Little did he know that one day those words would apply in his own life when he got the chance to reminisce with one of his recruits while deployed to Iraq.
“I saw him here one day standing in the chow line,” said Kahl, a Jarrettsville, Md., native. “It was weird how we were stationed at the same base in Iraq.”
His former recruit, Lance Cpl. Christopher M. Fallen of Halifax, Va., is also serving here in support of Operation Iraqi Freedom. While Fallen works as a machine gunner for the Dam Security Unit attached to 3rd Battalion, 1st Marine Regiment, Kahl makes sure the DSU and other units attached to the battalion receive the food that keeps them going.
“I knew I would see him out here once he was done with recruiting duty,” said 21-year-old Fallen.
In early 2003, Kahl first met Fallen and knew he was different than other future Marines. Graduating in the top five in his class at Halifax County High School, Fallen could have been accepted to any college but instead chose to go into the Marine Corps.

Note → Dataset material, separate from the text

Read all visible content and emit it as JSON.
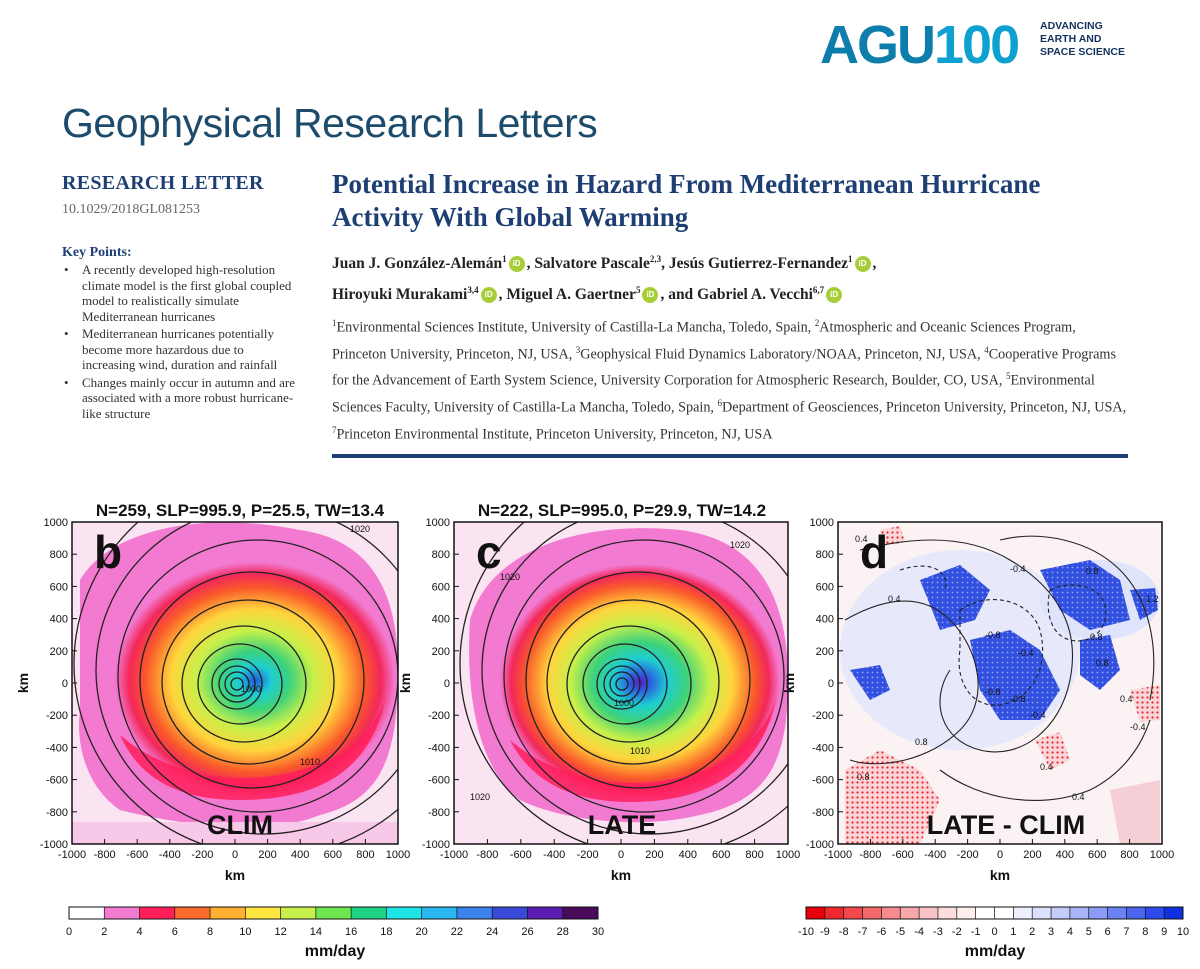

“Since I’ve known him, he has always had a lot of heart,” Kahl said. “Even out here, I see it because he volunteered to come out here when he didn’t have to.”
Like most recruiters and their enlistees, they keep in contact with their Marines once they graduate basic training and go on to their units. Fallen kept in touch with his recruiter all the way through his enlistment and showed up at Kahl’s office each time he went home on vacation.
“When he got back from Iraq the first time, we got together and had dinner,” said Kahl, a mess chief attached to the battalion. “We have done lots of things together since he enlisted in the delayed entry program.” Before crossing paths in Iraq, the two were both stationed at Marine Corps Base Camp Lejeune, N.C. Once again, they would run into each other on a regular basis much like they do now in Iraq.
“It is really nice seeing him out here,” Kahl said. “He brings a little taste of home whenever I see him.”